I've been asked several times to help agencies evaluate their readiness to build a private cloud. Time and time again, I use the same concepts to find their current levels and what they should be looking at next. Data center automation, service oriented infrastructure, IT service management, resource orchestration, standard operating environments. Why am I bringing up ancient buzzwords in a private cloud conversation? Because without these fundamentals, your private cloud won't get very far off the ground.
An Amazon AWS VP has been quoted saying "If you are buying hardware, it isn't cloud". You may think, "Well of course, that's their business model. They don't want me to buy a private cloud." The argument made isn't a business model, it is architecture and use case. The economies of scale that need to be achieved in order to validate a cloud model only make sense in large deployments. The benefits of the IT department are best realized when the shift from capital to operational expenditures is complete. A set of local resources that takes advantage of the new cloud focused toolsets to move in a service oriented direction may not be a private cloud, but it is still a valuable direction for those IT shops that need to retain in house capabilities.
But there are private clouds, I hear you cry. And I reply, bah humbug. We systems architects have been touting private clouds for years: automated, monitored, resilient, scalable data center solutions. The underlying technology of clouds is a culmination of data center automation practices and tools that service delivery organizations have been using for years. The service delivery environment I advocated in the past has become the private cloud of today.
The focus of IT has been fragmented for years, with each technological layers requiring different expertise. The goal of IT however has always been the same, deliver services to customers at acceptable levels of performance and availability.
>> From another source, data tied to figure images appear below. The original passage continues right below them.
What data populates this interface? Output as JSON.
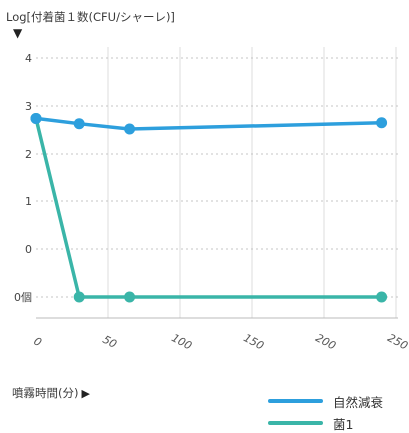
{
  "chart_data": {
    "type": "line",
    "ylabel": "Log[付着菌１数(CFU/シャーレ)]",
    "xlabel": "噴霧時間(分)",
    "y_ticks": [
      "4",
      "3",
      "2",
      "1",
      "0",
      "0個"
    ],
    "x_ticks": [
      "0",
      "50",
      "100",
      "150",
      "200",
      "250"
    ],
    "xlim": [
      0,
      250
    ],
    "grid": "vertical",
    "legend_position": "bottom-right",
    "series": [
      {
        "name": "自然減衰",
        "color": "#2d9fdd",
        "x": [
          0,
          30,
          65,
          240
        ],
        "y": [
          2.72,
          2.61,
          2.5,
          2.63
        ]
      },
      {
        "name": "菌1",
        "color": "#3ab5a8",
        "x": [
          0,
          30,
          65,
          240
        ],
        "y": [
          2.72,
          "0個",
          "0個",
          "0個"
        ]
      }
    ]
  }
}
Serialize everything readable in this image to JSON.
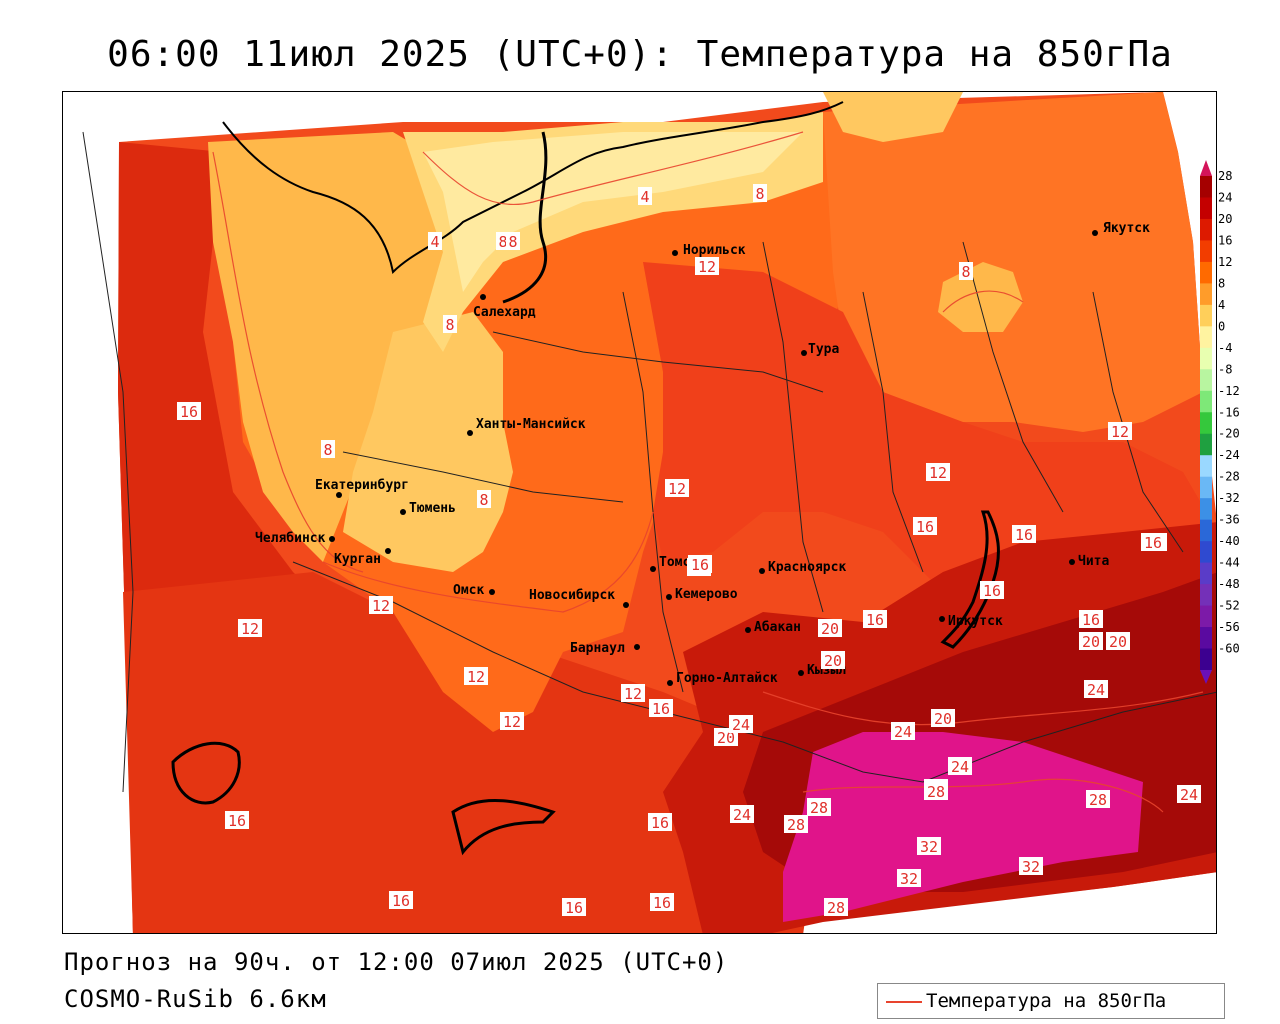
{
  "title": "06:00 11июл 2025 (UTC+0): Температура на 850гПа",
  "forecast_line": "Прогноз на 90ч. от 12:00 07июл 2025 (UTC+0)",
  "model_line": "COSMO-RuSib 6.6км",
  "legend": {
    "label": "Температура на 850гПа",
    "line_color": "#e8442e"
  },
  "colorbar": {
    "ticks": [
      "28",
      "24",
      "20",
      "16",
      "12",
      "8",
      "4",
      "0",
      "-4",
      "-8",
      "-12",
      "-16",
      "-20",
      "-24",
      "-28",
      "-32",
      "-36",
      "-40",
      "-44",
      "-48",
      "-52",
      "-56",
      "-60"
    ],
    "colors": [
      "#a50000",
      "#c40000",
      "#dd1a00",
      "#f23d00",
      "#ff6a00",
      "#ff9c2a",
      "#ffcf5a",
      "#fff3a0",
      "#e8ffb0",
      "#b8f5a0",
      "#7ee878",
      "#35c83c",
      "#1fa040",
      "#9ad8ff",
      "#6ab8f5",
      "#3c90e6",
      "#2a68d8",
      "#2f4ad0",
      "#5a3cc8",
      "#7430b8",
      "#7c1aa8",
      "#5a0aa0",
      "#3c0090"
    ],
    "top_color": "#d4145a"
  },
  "cities": [
    {
      "name": "Якутск"
    },
    {
      "name": "Норильск"
    },
    {
      "name": "Салехард"
    },
    {
      "name": "Тура"
    },
    {
      "name": "Ханты-Мансийск"
    },
    {
      "name": "Екатеринбург"
    },
    {
      "name": "Тюмень"
    },
    {
      "name": "Челябинск"
    },
    {
      "name": "Курган"
    },
    {
      "name": "Омск"
    },
    {
      "name": "Новосибирск"
    },
    {
      "name": "Томск"
    },
    {
      "name": "Кемерово"
    },
    {
      "name": "Красноярск"
    },
    {
      "name": "Барнаул"
    },
    {
      "name": "Абакан"
    },
    {
      "name": "Горно-Алтайск"
    },
    {
      "name": "Кызыл"
    },
    {
      "name": "Иркутск"
    },
    {
      "name": "Чита"
    }
  ],
  "contour_labels": [
    "4",
    "4",
    "8",
    "8",
    "8",
    "8",
    "8",
    "8",
    "8",
    "12",
    "12",
    "12",
    "12",
    "12",
    "12",
    "12",
    "12",
    "12",
    "12",
    "16",
    "16",
    "16",
    "16",
    "16",
    "16",
    "16",
    "16",
    "16",
    "16",
    "16",
    "16",
    "16",
    "16",
    "16",
    "20",
    "20",
    "20",
    "20",
    "20",
    "20",
    "24",
    "24",
    "24",
    "24",
    "24",
    "24",
    "28",
    "28",
    "28",
    "28",
    "28",
    "28",
    "32",
    "32",
    "32"
  ]
}
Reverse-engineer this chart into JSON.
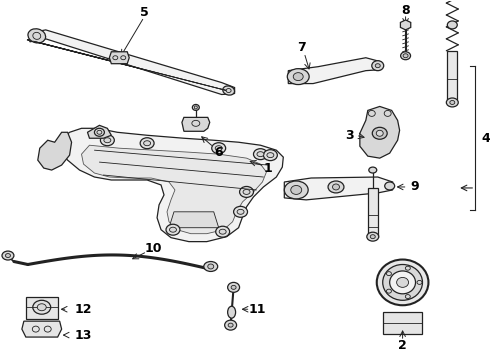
{
  "background_color": "#ffffff",
  "line_color": "#222222",
  "label_color": "#000000",
  "figsize": [
    4.9,
    3.6
  ],
  "dpi": 100,
  "lw_main": 0.9,
  "lw_thick": 1.5,
  "lw_thin": 0.6,
  "fc_part": "#f2f2f2",
  "fc_dark": "#d8d8d8"
}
The shift in focus from components to services has been slow, but the technologies that enable that shift have come together in a perfect storm to enable the cloud.
Since I can still hear the skepticism, let's take a look at the components of my dream data center. The physical layer can be dealt with in broad strokes, servers, storage, network. I'm willing to take a wide view at this layer because there has been a convergence in hardware design. Modular, interchangeable components that scale describe the class of devices we need at this foundational level. The modular approach delivers incremental improvements in resources, be it adding blades to a chassis for compute or network loads or shelves to a storage unit. A robust monitoring infrastructure allows for rapid response to impact events, like component failure, network congestion or spiking demand. Rightsizing this layer needs a complete usage view.
Virtualization is the next key to our data center experience. An enterprise-level server virtualization platform allows us to drive the best utilization of resources. Features do play more of a role here than the hardware layer, especially when orchestrating workload routing. If a server dies, route the workload around the capacity loss and replace the hardware later. Active resource monitoring helps balance workloads across dynamic physical environments. Virtual machine provisioning and management tools become the key to elasticity.
The combination of standardized operating environments and a service oriented application architecture provides the next layer of our service delivery pyramid. Standardized components improve reliability and manageability of the stack. Decoupled services improve scalability and agility of the applications. A well defined SOE delivers a specific set of capabilities that are easy to replicate in an automated manner. Configuration management and system deployment tools coupled with application instrumentation are the windows needed to manage services, not devices.
There are two repeated themes at each of the layers: monitor and manage. Hopefully you are already experienced with some form of each. Device health checks, performance monitoring, service return trip times, key performance indicators. OS provisioning, VM templating, service deployment applications. All of these should already be part of your service delivery vocabulary. These tools allow operations staff to work smarter, not harder. To be most effective, they also need to raise the horizon to the service layer from the component layer.
Any admin worth their salt can build a complex set of scripts and configs to automate their job. And admin worth their salt is that proper kind of lazy that automates things to never do repetitive tasks. The problem isn't "can I", it's "should I". That answer is almost always no. With the tools available for all of these domains, neither the admin staff nor management should be wasting operational overhead at the expense of automation.
For many service delivery organizations, the problem is integrating all of these views. How can we get from a bunch of unrelated colored dots to Seurat's 'La Grande Jatte'? And if we do get the full picture, how does that translate to the tools we use to create and manage the virtual machines and operating environments?
The toolsets that offer a service view instead of a layer view are the secret sauce of the cloud. The new provisioning models define the application deployment environment, the operating system configurations and the virtual machine parameters. Add self service and service metering to the holistic view and you have your private cloud. This orchestration layer combined with monitoring that can show multiple views of the service environment gives the service delivery architecture that we've tried to build with every generation of tools.
If you've read this far and are thinking, "But all of this is what the private cloud promises" then we are on the same page. Perhaps I am picking nits trying to separate a service oriented infrastructure from the private cloud buzz. Each previous generation has provided a new set of capabilities that allowed for the creation of the next generation's killer feature. But there is no easy button for private clouds; these are built with a combination of process, practice and tooling. But this is not a message of doom and gloom, rather of hope and perseverance. If you want a private cloud and have been granting the wishes of your service delivery and IT operations crew, you may be farther down the road than you think.